2月24日付けで報じられた、エン・ジャパン社の学生就職情報サイトのサービス終了は、新卒採用関連の業界人には驚きを与えながらも「さもありなん」と受けとめられています。業界が大きな構造変動の時期を迎えつつありますから。その直接の原因は、倫理憲章の見直しによる企業の採用活動期間の縮小だと思いますが、もう少し業界の背景を少し見てみましょう。

 

エンジャパン社といわれて私に思い浮かぶのは、社会人1~2年目の元気な営業担当者です。生命保険の業界のセールスレディーのように、足繁く売り込みに来られていました。大学就職課にも精力的に訪問し、就活学生のサイトへの登録を熱心に勧めていたことでしょう。同社は、新卒採用業界では後発でしたが他社を猛追し、マイナビ、リクナビに次ぐポジションを占めるようになりました。その同社の撤退理由は、以下のように述べられています。

 

「近年の新卒採用・就職活動は、SNS利用の拡大、就職情報サイトに依存しない各種コミュニティを通じた活動など多岐に拡がってまいりました。」(同社下記ウェブサイトから)

 

これは、就職情報サイトによる多数登録の新卒採用・就職活動に、企業も学生も疲弊して、愛想を尽かしたということです。学生は毎年行うわけではありませんが、企業は毎年同じ作業を行っております。

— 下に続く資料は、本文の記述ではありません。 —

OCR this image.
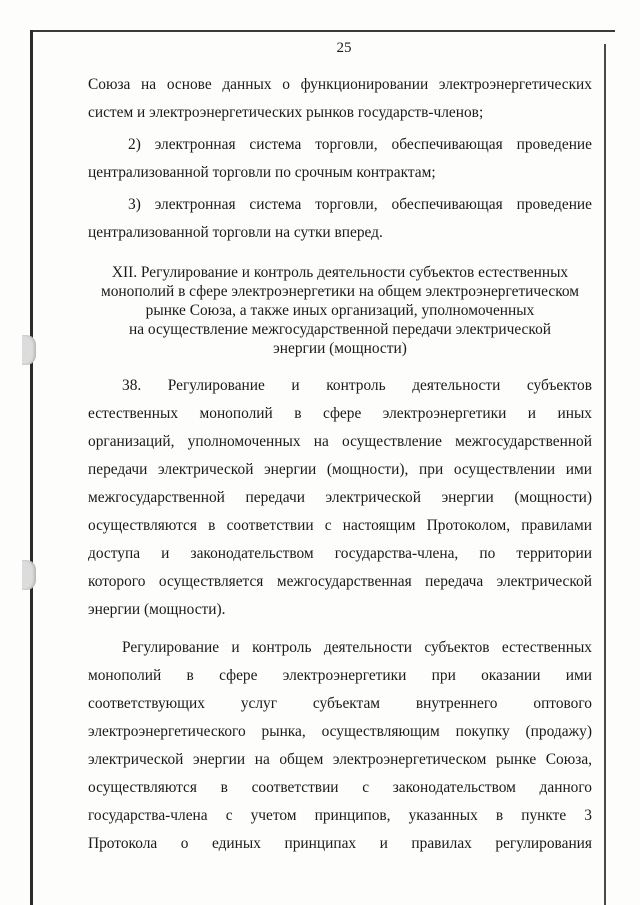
25
Союза на основе данных о функционировании электроэнергетических
систем и электроэнергетических рынков государств-членов;
2) электронная система торговли, обеспечивающая проведение
централизованной торговли по срочным контрактам;
3) электронная система торговли, обеспечивающая проведение
централизованной торговли на сутки вперед.
XII. Регулирование и контроль деятельности субъектов естественных
монополий в сфере электроэнергетики на общем электроэнергетическом
рынке Союза, а также иных организаций, уполномоченных
на осуществление межгосударственной передачи электрической
энергии (мощности)
38. Регулирование и контроль деятельности субъектов
естественных монополий в сфере электроэнергетики и иных
организаций, уполномоченных на осуществление межгосударственной
передачи электрической энергии (мощности), при осуществлении ими
межгосударственной передачи электрической энергии (мощности)
осуществляются в соответствии с настоящим Протоколом, правилами
доступа и законодательством государства-члена, по территории
которого осуществляется межгосударственная передача электрической
энергии (мощности).
Регулирование и контроль деятельности субъектов естественных
монополий в сфере электроэнергетики при оказании ими
соответствующих услуг субъектам внутреннего оптового
электроэнергетического рынка, осуществляющим покупку (продажу)
электрической энергии на общем электроэнергетическом рынке Союза,
осуществляются в соответствии с законодательством данного
государства-члена с учетом принципов, указанных в пункте 3
Протокола о единых принципах и правилах регулирования
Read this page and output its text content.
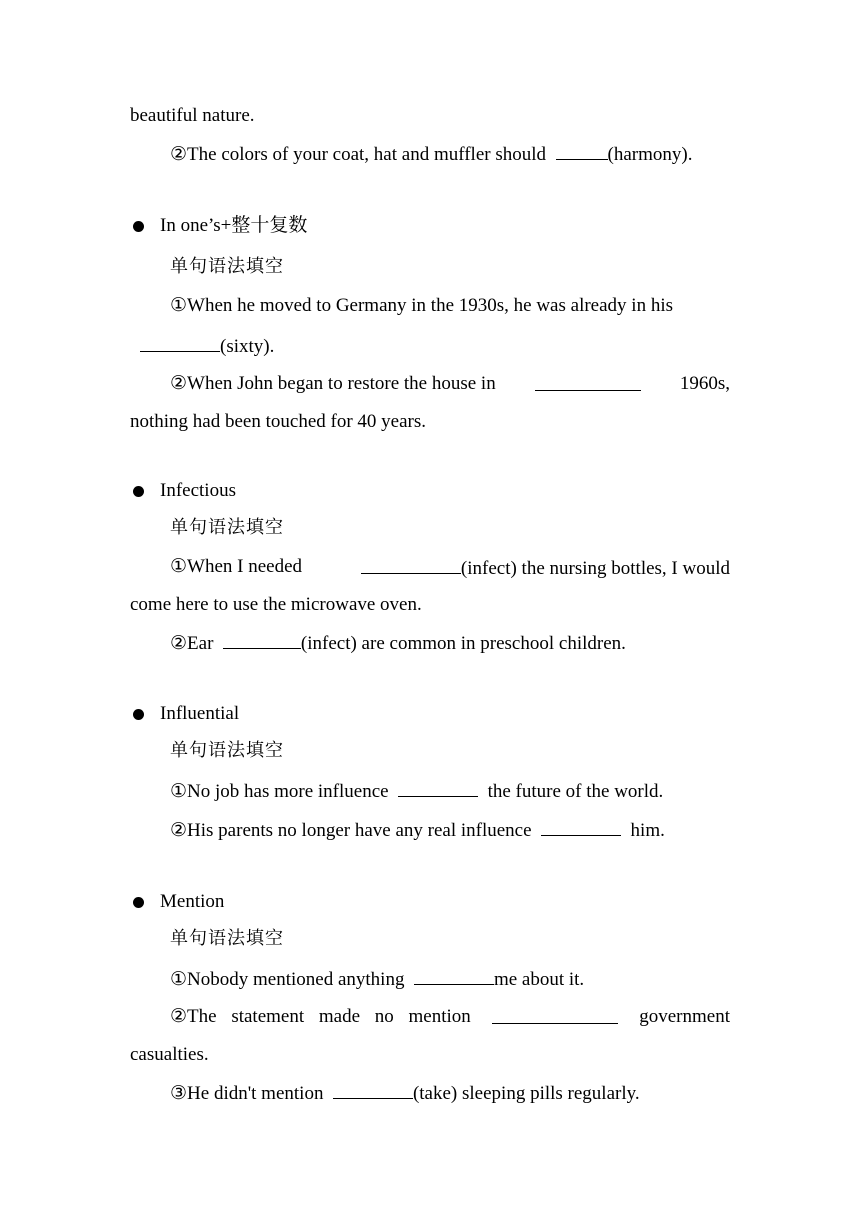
beautiful nature.
②The colors of your coat, hat and muffler should	(harmony).
In one’s+整十复数
单句语法填空
①When he moved to Germany in the 1930s, he was already in his
(sixty).
②When John began to restore the house in	1960s,
nothing had been touched for 40 years.
Infectious
单句语法填空
①When I needed	(infect) the nursing bottles, I would
come here to use the microwave oven.
②Ear	(infect) are common in preschool children.
Influential
单句语法填空
①No job has more influence	the future of the world.
②His parents no longer have any real influence	him.
Mention
单句语法填空
①Nobody mentioned anything	me about it.
②The statement made no mention	government
casualties.
③He didn't mention	(take) sleeping pills regularly.
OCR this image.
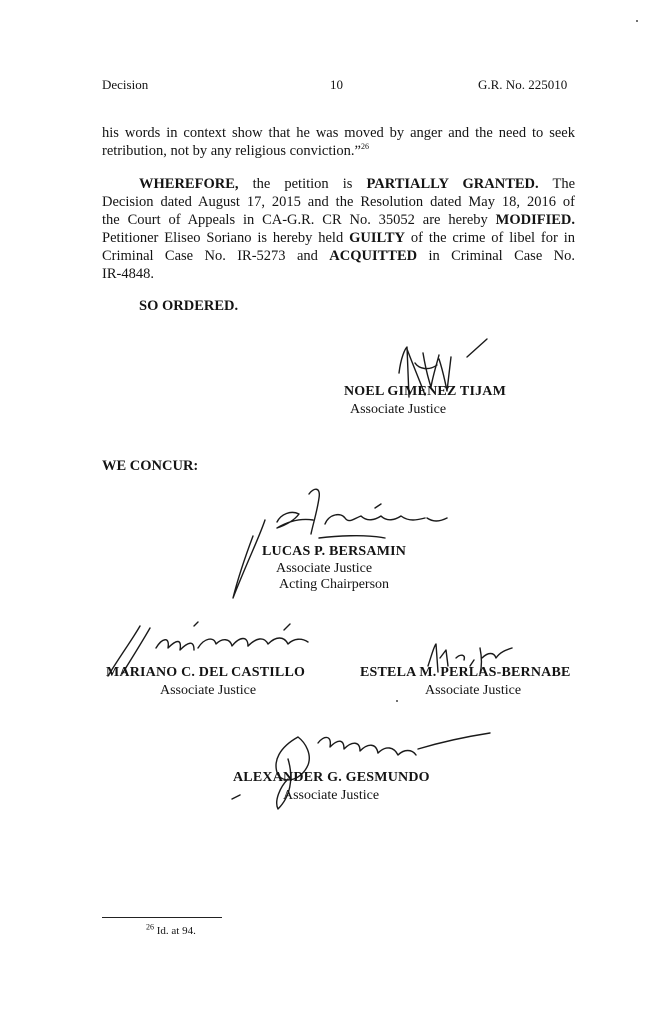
Decision	10	G.R. No. 225010
his words in context show that he was moved by anger and the need to seek
retribution, not by any religious conviction.”$^{26}$
WHEREFORE, the petition is PARTIALLY GRANTED. The
Decision dated August 17, 2015 and the Resolution dated May 18, 2016 of
the Court of Appeals in CA-G.R. CR No. 35052 are hereby MODIFIED.
Petitioner Eliseo Soriano is hereby held GUILTY of the crime of libel for in
Criminal Case No. IR-5273 and ACQUITTED in Criminal Case No.
IR-4848.
SO ORDERED.
NOEL GIMENEZ TIJAM
Associate Justice
WE CONCUR:
LUCAS P. BERSAMIN
Associate Justice
Acting Chairperson
MARIANO C. DEL CASTILLO
Associate Justice
ESTELA M. PERLAS-BERNABE
Associate Justice
ALEXANDER G. GESMUNDO
Associate Justice
$^{26}$ Id. at 94.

そして、サイトの運営企業は登録者数の増強のため、1人の学生に数多くの登録を勧めてきましたので、結果として、企業の応募辞退者数・選考辞退者数・内定辞退者数も増えてきたわけです。

 

他にも、上位先行2社との違いとして、エンジャパン社の就職情報サイトは、就職という単一目的の専門サイトである点、集めた登録者を他の目的のサイトに引っ張っていくビジネスが展開できないという点も指摘できます。リクナビもマイナビも、いまや就職情報サイトだけではなく、旅行や書籍の販売にも案内していくことが可能です。特にエンジャパン社は株式上場企業ですから、不採算事情の継続には株主からの目も光っています。

 

就職情報サービスは変に肥大化してしまいました。本当に必要な苦労や投資なら、誰でも労をいとわずに取り組むと思いますが、あまりにも成果が出ない作業は、継続することはできません。その判断は、ふつうの採用担当者にはなかなかできません。自分で自分の仕事をを縮小することですから。エンジャパン社の判断も、現場ではなく経営者の妥当な判断でしょう。

ドワンゴ社の「入社試験手数料」の件でも、私が一番、感心したのは、会長が「うちの採用担当者はわかってない」と自ら経営判断をして実行したところです。

 

こうした変化は、この1年で相当に起きてくると思われます。そんな中で、本当に世の中に求められる仕事だけが生き残り、生まれてくるのだと思います。